Coffee Club doing well despite closures: CEO
THE boss of the Coffee Club has insisted the chain is performing well, despite a number of store closures.
Nick Bryden took over as CEO of Minor DKL - the owner of the Coffee Club brand - 18 months ago and said sales had flatlined at that time.
He immediately set about reinvigorating the business, surveying existing and lapsed customers to develop a strategy to revive sales in a highly competitive market.
"We looked at what customers were saying … and we needed to work on making the brand relevant, distinct and rewarding which is value for the experience," Mr Bryden said.
"I wouldn't say we were asleep at the wheel but it is a competitive world and you have to embrace change and that includes deliveries.
"We've started to get really good sales growth and the customer experience has really improved and the sense of our value is really good."
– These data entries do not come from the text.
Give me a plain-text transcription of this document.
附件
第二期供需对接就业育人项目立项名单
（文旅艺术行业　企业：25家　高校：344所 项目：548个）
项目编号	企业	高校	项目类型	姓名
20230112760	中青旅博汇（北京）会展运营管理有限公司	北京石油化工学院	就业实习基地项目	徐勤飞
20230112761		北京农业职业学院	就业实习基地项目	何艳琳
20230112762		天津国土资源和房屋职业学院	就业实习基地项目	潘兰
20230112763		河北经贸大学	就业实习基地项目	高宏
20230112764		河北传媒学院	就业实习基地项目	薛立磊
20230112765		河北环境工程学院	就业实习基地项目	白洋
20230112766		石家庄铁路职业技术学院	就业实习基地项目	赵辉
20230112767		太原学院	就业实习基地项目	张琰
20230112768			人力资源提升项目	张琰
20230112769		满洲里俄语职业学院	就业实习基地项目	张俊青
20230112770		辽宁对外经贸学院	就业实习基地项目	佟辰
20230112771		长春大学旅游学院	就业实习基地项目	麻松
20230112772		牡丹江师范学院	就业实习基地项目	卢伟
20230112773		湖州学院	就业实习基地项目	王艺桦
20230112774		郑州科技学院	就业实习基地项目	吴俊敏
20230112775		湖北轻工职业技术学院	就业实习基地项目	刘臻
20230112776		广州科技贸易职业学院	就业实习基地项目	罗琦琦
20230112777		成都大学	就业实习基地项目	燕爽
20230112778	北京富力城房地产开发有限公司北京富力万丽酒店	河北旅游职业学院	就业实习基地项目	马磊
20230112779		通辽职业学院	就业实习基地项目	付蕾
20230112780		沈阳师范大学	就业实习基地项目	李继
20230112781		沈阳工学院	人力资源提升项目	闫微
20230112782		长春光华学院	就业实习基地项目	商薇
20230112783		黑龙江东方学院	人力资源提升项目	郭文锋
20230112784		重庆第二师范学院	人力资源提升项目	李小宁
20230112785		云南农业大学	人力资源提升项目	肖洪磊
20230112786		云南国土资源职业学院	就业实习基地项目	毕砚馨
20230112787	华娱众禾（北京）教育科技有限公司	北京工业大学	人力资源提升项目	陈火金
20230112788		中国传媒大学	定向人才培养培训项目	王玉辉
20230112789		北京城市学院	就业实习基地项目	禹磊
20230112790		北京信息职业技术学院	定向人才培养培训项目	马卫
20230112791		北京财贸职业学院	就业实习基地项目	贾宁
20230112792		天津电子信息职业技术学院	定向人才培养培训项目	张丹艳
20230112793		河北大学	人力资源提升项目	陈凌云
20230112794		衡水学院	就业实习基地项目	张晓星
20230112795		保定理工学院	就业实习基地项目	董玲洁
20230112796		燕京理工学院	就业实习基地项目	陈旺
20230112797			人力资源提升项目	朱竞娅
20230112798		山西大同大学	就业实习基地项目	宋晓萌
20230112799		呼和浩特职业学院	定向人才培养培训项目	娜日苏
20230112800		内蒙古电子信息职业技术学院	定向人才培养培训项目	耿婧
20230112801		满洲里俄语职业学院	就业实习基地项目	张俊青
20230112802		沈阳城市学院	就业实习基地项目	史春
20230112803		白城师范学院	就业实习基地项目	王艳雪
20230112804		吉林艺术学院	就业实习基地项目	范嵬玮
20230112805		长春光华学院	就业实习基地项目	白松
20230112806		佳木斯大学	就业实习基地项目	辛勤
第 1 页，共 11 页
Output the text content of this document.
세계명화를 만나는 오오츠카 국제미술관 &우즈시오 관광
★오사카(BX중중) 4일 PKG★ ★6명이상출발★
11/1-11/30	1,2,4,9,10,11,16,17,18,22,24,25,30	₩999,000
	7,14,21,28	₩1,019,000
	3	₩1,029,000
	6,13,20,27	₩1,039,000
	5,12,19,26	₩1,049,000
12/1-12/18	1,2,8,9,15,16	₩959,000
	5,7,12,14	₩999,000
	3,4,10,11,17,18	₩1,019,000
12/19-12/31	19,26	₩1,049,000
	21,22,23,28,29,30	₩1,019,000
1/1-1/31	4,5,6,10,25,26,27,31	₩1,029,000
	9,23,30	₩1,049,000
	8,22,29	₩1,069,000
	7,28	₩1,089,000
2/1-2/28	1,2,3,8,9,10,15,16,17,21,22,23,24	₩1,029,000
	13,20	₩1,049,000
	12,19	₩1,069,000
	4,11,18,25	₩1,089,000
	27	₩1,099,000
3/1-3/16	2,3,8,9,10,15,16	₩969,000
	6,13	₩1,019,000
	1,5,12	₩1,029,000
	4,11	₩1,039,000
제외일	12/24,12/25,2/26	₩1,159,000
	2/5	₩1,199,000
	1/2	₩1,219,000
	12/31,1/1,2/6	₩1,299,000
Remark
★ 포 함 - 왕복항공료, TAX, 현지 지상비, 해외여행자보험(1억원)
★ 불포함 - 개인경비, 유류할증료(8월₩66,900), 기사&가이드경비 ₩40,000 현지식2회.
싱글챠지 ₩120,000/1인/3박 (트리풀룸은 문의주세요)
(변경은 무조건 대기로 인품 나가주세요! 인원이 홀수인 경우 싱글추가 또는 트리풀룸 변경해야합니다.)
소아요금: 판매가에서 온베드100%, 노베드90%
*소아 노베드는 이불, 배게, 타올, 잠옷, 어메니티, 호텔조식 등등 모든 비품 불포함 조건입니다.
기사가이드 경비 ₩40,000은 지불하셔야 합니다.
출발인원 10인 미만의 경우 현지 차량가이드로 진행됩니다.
Mr Bryden did not specify how many stores had opened and closed this year, but outlet numbers remained around 300.
He said a lack of foot traffic and higher rents were reasons behind at least three of the closures, but it was not a trend across the entire brand.
"We've closed a few and we've opened, broadly, the same number in 2019 and what we have been doing over the last 18 months is setting up a transformation for future growth," he said.
"In the case of those three sites (Nundah Village, Sherwood, Hamilton), we did not feel it was worth renewing the leases based on how the stores were performing
"Our strategy is to find sites that are profitable to franchisees."
He said Coffee Club was value for money despite a recent survey showing its brews were equally the most expensive to purchase at a major Westfield shopping centre.
Consumers need to be aware that price was also reflective of quality of service and the beans, he said.
"We look very carefully at pricing and look at what it takes to source great quality coffee, to pay people, including farmers, correctly and the price we are putting coffee out is a fair reflection of that and quality and experience we provide," he said.
Even though Mr Bryden said they paid their workers correctly, the brand has not escaped being prosecuted by the Fair Work Ombudsman.
Three franchisees in the past few years have incurred the wrath of the watchdog including Coffee Blacktown which last month was forced to back-pay a casual waitress $36,745.
Other incidents include a franchise at Westfield Geelong shopping centre allegedly underpaying two workers and providing false and misleading pay slips and more than $180,000 in penalties against a former Coffee Club cafe franchisee in Brisbane.
"We don't accept it and we have a zero-tolerance policy," Mr Bryden said.
"Where we find it has occurred … we make sure it is fully addressed and we have actually removed all of those franchisees from the system.
"It's a standing policy to remove them from the system."